José Antônio Cunha – ou simplesmente J.Cunha – pode até ser “novato” entre alguns círculos das artes plásticas, mas o baiano de 76 anos é figura conhecidíssima em Salvador, nem tanto pelas telas que pinta, mas por ter definido a identidade visual do bloco afro Ilê Ayê.

Mas esse “desconhecimento” está com os dias contados: é que no último dia 4 foi inaugurada na Pinacoteca de São Paulo a exposição “Corpo Tropical”, maior retrospectiva de sua carreira, com mais de 300 obras, entre pinturas, desenhos, cartazes, estampas, objetos e documentos.

Nascido em Ponta de Humaitá, ao lado do Bonfim, J.Cunha é filho de uma doméstica sertaneja, de Canudos, e de pai operário, descendente de ciganos da Armênia. A falta de recursos não permitiu que sonhasse com faculdade – menos ainda de arte. “Naquela época era tudo sobre curso técnico. Tive de obedecer o que me deram.”

Estudou tornearia mecânica e desenho técnico no Senai, destacou-se no segundo curso e, por causa disso, foi parar no curso de Belas Artes da UFBA. “Fui aceito de cara e lá minha cabeça mudou. Me dediquei aos estudos porque pintar eu ‘já sabia’. Aproveitei o livre acesso à biblioteca e aos professores.”

Finalizada a graduação, migrou para a parte mais “prática” da arte para sobreviver. A cenografia foi o seu ganha pão. Definiu a identidade visual do Ilê (amarelo, branco, vermelho e preto), uma parceria que foi de 1979 até 2005. O brilhante uso das cores é sua assinatura. “O gosto pelos tons vivos tem relação com minha descendência de bantos africanos e de índios kiriris.”

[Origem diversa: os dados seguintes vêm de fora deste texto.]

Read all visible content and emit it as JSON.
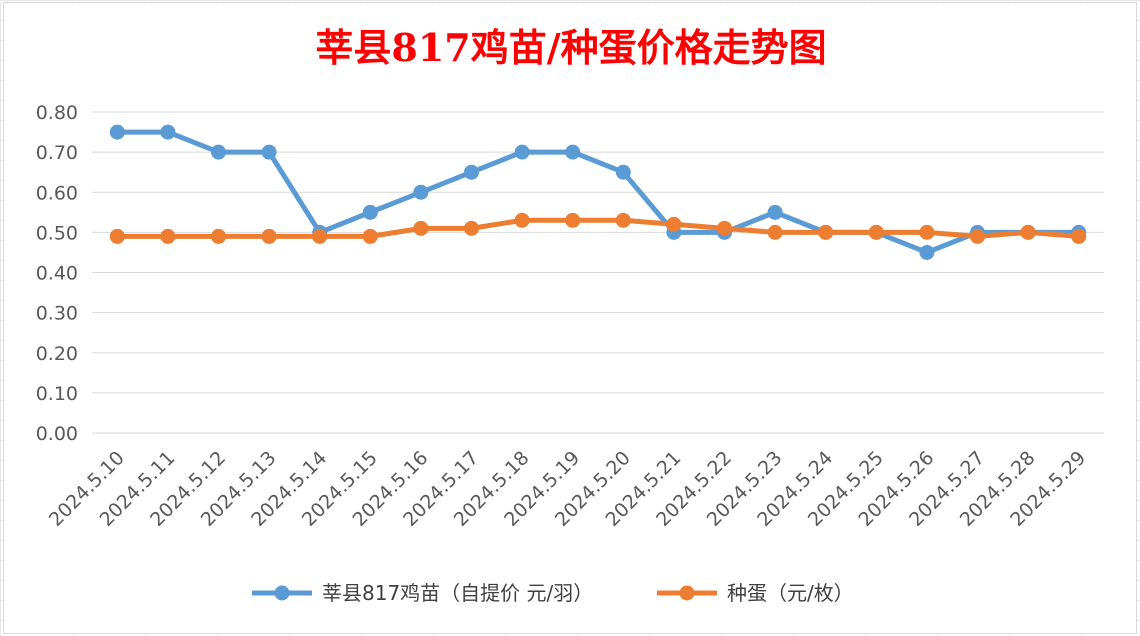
{
  "chart_data": {
    "type": "line",
    "title": "莘县817鸡苗/种蛋价格走势图",
    "title_color": "#ff0000",
    "categories": [
      "2024.5.10",
      "2024.5.11",
      "2024.5.12",
      "2024.5.13",
      "2024.5.14",
      "2024.5.15",
      "2024.5.16",
      "2024.5.17",
      "2024.5.18",
      "2024.5.19",
      "2024.5.20",
      "2024.5.21",
      "2024.5.22",
      "2024.5.23",
      "2024.5.24",
      "2024.5.25",
      "2024.5.26",
      "2024.5.27",
      "2024.5.28",
      "2024.5.29"
    ],
    "series": [
      {
        "name": "莘县817鸡苗（自提价 元/羽）",
        "color": "#5b9bd5",
        "values": [
          0.75,
          0.75,
          0.7,
          0.7,
          0.5,
          0.55,
          0.6,
          0.65,
          0.7,
          0.7,
          0.65,
          0.5,
          0.5,
          0.55,
          0.5,
          0.5,
          0.45,
          0.5,
          0.5,
          0.5
        ]
      },
      {
        "name": "种蛋（元/枚）",
        "color": "#ed7d31",
        "values": [
          0.49,
          0.49,
          0.49,
          0.49,
          0.49,
          0.49,
          0.51,
          0.51,
          0.53,
          0.53,
          0.53,
          0.52,
          0.51,
          0.5,
          0.5,
          0.5,
          0.5,
          0.49,
          0.5,
          0.49
        ]
      }
    ],
    "y_ticks": [
      "0.80",
      "0.70",
      "0.60",
      "0.50",
      "0.40",
      "0.30",
      "0.20",
      "0.10",
      "0.00"
    ],
    "ylim": [
      0,
      0.8
    ],
    "grid": true,
    "legend_position": "bottom"
  }
}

Suas telas também têm um pé na pop arte, mas trazem muito das pinturas indígenas, com seus padrões geométricos. “Fiquei conhecido na cidade por causa do Ilê Aiyê. Mas como artista mesmo, nunca tinha recurso, espaço. Museus e galerias só queriam saber de arte europeia.”

Que bom que não é mais assim. Quem já visitou a nova mostra na Pinacoteca?